One of the reason's the 3UZ swap fits so well and with room to spare, is because other than the pie-cut intake tubing that feeds the beast, almost everything else under the hood has been moved or deleted entirely. Stare a little harder and you might notice the shock towers aren't native to this chassis. In order to meet the demands of the 4.3L and to once again work with something he was very familiar with, Wanchai grafted in Nissan S14 suspension and chassis mounts up front to work in conjunction with S13 suspension counterparts in the rear. TunerConcept coilovers, various adjustable suspension arms, and custom "drift-friendly" knuckles all help to dial in the one-of-a-kind setup.
Power is nothing without control, and squeezing 18x11 rear wheels wrapped in 265-series tires under the arches of a fifth-gen Civic without Back to the Future-spec camber dimensions wouldn't be possible without a widebody treatment. Karn Fiber of Thailand provided the girth needed to make it happen. Screwed into place, the add-ons are easy to replace when the inevitable happens during drift encounters, and a modular, chrome blue vinyl wrap ensures that even the aesthetic downtime is minimal.
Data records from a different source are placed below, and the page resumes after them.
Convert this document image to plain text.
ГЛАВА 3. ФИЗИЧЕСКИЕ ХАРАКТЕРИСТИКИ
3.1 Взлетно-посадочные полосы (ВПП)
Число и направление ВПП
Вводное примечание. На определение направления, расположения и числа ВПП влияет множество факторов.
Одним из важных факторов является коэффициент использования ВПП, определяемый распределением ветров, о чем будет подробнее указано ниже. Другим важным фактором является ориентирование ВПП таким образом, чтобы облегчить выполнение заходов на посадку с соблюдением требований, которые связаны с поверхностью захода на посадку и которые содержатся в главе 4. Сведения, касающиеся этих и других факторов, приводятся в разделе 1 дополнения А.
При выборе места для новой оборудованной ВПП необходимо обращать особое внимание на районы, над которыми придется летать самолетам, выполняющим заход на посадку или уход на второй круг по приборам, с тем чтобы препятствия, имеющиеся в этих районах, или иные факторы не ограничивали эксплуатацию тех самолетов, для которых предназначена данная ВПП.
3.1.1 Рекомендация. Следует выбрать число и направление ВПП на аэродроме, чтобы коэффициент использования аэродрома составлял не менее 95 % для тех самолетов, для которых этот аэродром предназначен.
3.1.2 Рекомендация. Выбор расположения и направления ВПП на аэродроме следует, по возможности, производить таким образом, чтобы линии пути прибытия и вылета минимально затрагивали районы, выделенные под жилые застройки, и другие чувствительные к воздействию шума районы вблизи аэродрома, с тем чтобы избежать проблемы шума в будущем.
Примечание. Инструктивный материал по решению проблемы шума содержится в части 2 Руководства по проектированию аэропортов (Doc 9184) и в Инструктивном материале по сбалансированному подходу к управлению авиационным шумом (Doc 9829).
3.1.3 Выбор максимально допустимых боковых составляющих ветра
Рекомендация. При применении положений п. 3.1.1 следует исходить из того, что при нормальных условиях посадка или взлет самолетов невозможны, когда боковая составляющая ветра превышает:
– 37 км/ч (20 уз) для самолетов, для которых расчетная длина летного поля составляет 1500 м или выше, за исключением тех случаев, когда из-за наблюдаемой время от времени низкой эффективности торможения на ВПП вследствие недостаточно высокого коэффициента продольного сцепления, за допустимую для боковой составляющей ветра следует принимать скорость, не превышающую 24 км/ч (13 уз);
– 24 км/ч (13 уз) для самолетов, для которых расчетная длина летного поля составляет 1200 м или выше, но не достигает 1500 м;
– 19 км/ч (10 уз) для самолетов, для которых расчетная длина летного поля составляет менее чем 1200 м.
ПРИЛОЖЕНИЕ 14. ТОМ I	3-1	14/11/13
As with any good competition vehicle, even the most basic of interior amenities were ditched in order to continue the weight loss program. The original dash and door panels were replaced by featherweight carbon-fiber versions, and you'll find little more than a set of bucket seats and a fuel cell—all surrounded by a system of bars that make up the custom 'cage for a worst-case scenario.
More corner balancing and additional weight removal are the priorities, but the car's already been let loose at a few events with Wanchai setting his sights on more Gymkhana and drift competitions and demos. The very idea of building a rear-wheel-drive Civic is unique in and of itself, but toss in Toyota's husky 3UZ, then tack on the S-chassis suspension makeover, and you get a feel for just how wild some of the builds from Thailand's booming enthusiast community really are.